I have no use for hydrogen gas.
That's my way of seeing it as well. If you've got an unreliable source of energy such as solar, don't try to use it directly, just use it when it's available as an energy source for creating fuels that you can reliably use whenever you need them.
“It’s very efficient, with almost 35% conversion of the biochar and solar energy into hydrogen,” said Rohit Chauhan
++++++++++
What chars the bio?
From the article, they use the power wattage of a AA battery to do the job. It doesn’t mean they use an actual AA battery, but the wattage equivalent.
So, it sounds like to me that they roast it over time on a low wattage.
That is magic. How do you reduce something by 600%? Must be that new math I have been hearing about.
All they are doing is replacing coal as a carbon source with biochar. Otherwise they are using someone else’s process.
This is the most accurate statement on solar, and I have solar for my home.
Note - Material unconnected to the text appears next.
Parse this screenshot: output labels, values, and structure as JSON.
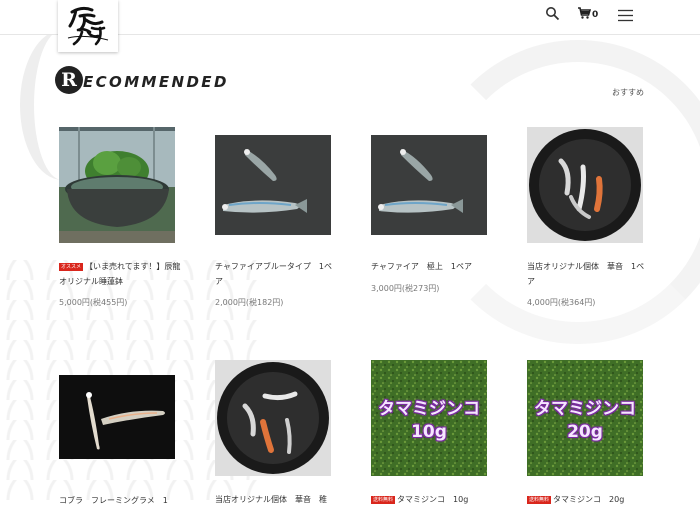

It should be a free market thing where it will be implemented by the people who want it, including by conservatives who don't believe in the warmageddon cult but think solar will help in their particular situation (i.e. those of us who live in the south).
Ironically, this article is about solar in Illinois, where it's probably too far north for solar to be of use, even for this particular project.
So, the energy is really solar & the hydrogen is simply a storage system (alternative to battery). Might be good if we can develop the infrastructure to handle & distribute hydrogen.
Yes, that’s basically what it is. A passive transfer of energy to free up hydrogen from water.
Baron Von Hindenburg, is that you?
That immediately caught my eye, too. What an innumerate, idiotic writer.
You can “slash” by 100%, but it’s hard to “slash” behind that.
Things like that generally mean “worthless article — stop right there.”
I suppose we need to give the author credit for not writing “600 times less.”
Well down in the article it is noted that the process generates CO2 which must then be captured if this is going to be emission free. Industrial scale carbon dioxide capture is going nowhere fast. No matter how sexy the means of its production, it’s still just plain old CO2.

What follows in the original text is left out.